With the help of the team at Sense About Science, I was able to get in touch with Asthma UK, who directed me to their website containing information about complementary therapies for asthma, which includes using salt.
They informed me that it is important to emphasise that these are complementary treatments – not alternative therapies – meaning that they should not be used as alternatives to conventional treatments.

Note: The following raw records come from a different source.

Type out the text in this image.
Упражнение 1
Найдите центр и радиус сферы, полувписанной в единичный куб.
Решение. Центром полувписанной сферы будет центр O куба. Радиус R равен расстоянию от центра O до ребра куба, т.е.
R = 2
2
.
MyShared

This is because complementary therapies have not undergone the same amount of scientific scrutiny as conventional medicines, and therefore there’s not very much scientific evidence to show they work or that they are even safe. So back to my original question of whether to add salt or not for treating asthma, Asthma UK gives the following advice:
“The latest guidelines on the management of asthma don't mention salt pipes or speleotherapy as there isn't any scientific evidence to show that either may help asthma.”
Asthma is a major health concern for people in the UK. We need more accountability and transparency from companies claiming to have treatments or remedies, so that the proper scientific evidence for asthma treatments is made clear and accessible for people. Also, if you’re like me and want to be able to understand the different claims about asthma from clear and reliable evidence, check out the new guide from Sense About Science on Making Sense of Allergies.
Asthma UK advises that the best course of action is to always check with your GP or asthma nurse before trying a new complementary therapy.